The study, which followed pregnancy outcomes in nearly 16,000 women, demonstrated that the cell-free DNA blood test correctly identified all 38 fetuses with Down syndrome. The diagnosis was confirmed by newborn examination, prenatal or postnatal genetic analysis. When the same women in the study underwent standard screening, only 30 of the 38 Down syndrome fetuses were flagged. The average age of the women was 30 years, and approximately one-quarter were over 35 years, which is the age at which women are usually considered high risk and are offered prenatal screening tests such as amniocentesis.
Traditional screening involves a blood draw, which is used to identify hormones and proteins associated with chromosomal abnormality. An ultrasound of the nuchal fold fluid in the back of the neck is also taken, as an excess is suggestive of Down syndrome.
This novel blood test uses PCR to amplify the small percentage of fetal DNA that is present in the mother’s blood. It is then sequenced so that comparisons can be made between the quantities of each chromosome’s DNA. Down syndrome is characterized by an extra copy of chromosome 21, and thus a greater quantity of DNA can indicate this.
A further advantage of cell-free DNA analysis, as described by Norton, is the relatively low incidence of Down syndrome misdiagnoses. Cell-free DNA analysis resulted in nine false positives, while there were 854 reported with standard screening.
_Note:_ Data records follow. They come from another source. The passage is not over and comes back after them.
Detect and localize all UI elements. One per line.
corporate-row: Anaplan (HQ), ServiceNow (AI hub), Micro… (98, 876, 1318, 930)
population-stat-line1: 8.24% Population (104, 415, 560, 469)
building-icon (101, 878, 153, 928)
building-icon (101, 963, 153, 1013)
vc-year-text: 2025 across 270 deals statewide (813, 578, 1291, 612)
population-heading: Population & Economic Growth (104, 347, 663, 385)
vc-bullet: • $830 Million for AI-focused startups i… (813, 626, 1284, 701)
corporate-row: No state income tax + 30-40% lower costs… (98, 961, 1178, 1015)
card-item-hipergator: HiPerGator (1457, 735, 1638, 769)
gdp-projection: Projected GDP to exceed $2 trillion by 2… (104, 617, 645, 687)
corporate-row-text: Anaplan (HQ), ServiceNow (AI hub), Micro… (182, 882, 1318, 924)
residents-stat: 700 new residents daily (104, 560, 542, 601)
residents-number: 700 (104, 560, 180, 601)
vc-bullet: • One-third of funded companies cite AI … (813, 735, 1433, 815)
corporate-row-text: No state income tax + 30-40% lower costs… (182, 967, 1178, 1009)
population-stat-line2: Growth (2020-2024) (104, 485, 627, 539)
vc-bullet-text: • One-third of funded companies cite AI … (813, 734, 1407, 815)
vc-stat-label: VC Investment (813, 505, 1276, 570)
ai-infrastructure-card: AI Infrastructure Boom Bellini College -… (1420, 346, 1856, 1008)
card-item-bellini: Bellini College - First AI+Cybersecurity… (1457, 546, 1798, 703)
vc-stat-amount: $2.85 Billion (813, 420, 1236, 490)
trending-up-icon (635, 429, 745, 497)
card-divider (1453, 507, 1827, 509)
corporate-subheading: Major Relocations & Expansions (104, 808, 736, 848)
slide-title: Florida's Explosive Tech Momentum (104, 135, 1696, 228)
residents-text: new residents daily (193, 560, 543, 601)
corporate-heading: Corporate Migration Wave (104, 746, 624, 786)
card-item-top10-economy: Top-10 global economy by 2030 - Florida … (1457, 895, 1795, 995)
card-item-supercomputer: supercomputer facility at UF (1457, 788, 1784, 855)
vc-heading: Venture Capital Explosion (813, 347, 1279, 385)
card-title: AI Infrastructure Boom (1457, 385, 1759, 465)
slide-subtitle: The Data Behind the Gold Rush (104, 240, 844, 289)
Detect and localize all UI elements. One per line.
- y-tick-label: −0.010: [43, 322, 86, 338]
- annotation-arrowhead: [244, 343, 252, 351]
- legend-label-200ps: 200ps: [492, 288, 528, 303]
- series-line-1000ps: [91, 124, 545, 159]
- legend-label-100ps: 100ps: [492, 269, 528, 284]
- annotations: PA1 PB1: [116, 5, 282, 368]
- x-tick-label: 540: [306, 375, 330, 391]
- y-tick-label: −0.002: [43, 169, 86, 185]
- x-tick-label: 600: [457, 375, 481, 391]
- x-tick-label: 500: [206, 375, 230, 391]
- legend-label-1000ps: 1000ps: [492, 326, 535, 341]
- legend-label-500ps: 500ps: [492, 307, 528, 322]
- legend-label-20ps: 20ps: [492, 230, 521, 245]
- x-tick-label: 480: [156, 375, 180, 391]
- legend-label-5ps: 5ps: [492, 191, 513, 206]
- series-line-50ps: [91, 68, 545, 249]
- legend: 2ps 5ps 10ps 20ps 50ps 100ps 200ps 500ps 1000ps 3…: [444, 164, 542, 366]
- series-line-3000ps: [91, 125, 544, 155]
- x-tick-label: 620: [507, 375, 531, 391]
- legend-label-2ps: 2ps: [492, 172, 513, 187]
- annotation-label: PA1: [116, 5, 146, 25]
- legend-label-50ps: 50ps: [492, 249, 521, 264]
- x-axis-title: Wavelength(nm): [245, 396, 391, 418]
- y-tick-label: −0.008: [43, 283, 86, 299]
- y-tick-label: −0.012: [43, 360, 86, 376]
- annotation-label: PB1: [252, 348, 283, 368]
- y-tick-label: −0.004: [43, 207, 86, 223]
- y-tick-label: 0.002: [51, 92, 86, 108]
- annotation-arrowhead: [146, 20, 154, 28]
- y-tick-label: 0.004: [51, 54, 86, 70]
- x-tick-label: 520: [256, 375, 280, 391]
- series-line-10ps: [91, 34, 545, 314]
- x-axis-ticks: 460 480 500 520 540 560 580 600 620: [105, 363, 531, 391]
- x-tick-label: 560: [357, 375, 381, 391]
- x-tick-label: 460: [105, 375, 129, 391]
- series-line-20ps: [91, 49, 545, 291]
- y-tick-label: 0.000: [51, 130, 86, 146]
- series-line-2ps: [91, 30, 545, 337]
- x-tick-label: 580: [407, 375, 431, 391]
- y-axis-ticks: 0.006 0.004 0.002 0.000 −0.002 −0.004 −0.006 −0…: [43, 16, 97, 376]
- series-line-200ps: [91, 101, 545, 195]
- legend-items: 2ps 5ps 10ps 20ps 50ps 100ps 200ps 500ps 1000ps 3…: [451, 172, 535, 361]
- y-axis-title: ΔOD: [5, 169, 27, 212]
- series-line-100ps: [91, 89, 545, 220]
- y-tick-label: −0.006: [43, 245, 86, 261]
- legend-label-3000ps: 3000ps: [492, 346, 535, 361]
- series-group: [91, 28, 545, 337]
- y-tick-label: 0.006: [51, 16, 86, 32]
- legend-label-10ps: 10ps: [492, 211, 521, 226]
Although far fewer cases of two less common chromosomal abnormalities were found in the individuals involved in the study, cell-free DNA screening still reported more accurate results than standard screening.
The results of the study were promising, suggesting cell-free DNA screening may be superior in comparison with standard protocols. However, the researchers note that standard screening “…can identify risk for a broad array of abnormalities that are not detectable on cell-free DNA testing.” This is an important point, as cases of Down syndrome comprise just over 50% of aneuploidies.
Norton noted that patients should be made aware of the limitations of the new test. “Providers need to be attuned to patients’ preferences and counsel them about the differences in prenatal screening and diagnostic testing options,” she recommended. “Those women who do opt for cell-free DNA testing should be informed that it is highly accurate for Down syndrome, but it focuses on a small number of chromosomal abnormalities and does not provide the comprehensive assessment available with other approaches.”
Sources: Norton M, Jacobsson B, Swamy GK et al. Cell-free DNA analysis for noninvasive examination of Trisomy. N. Engl. J. Med. 372, 1589—1597 (2015); Blood test trumps accuracy of standard screening in detecting Down syndrome in early pregnancy.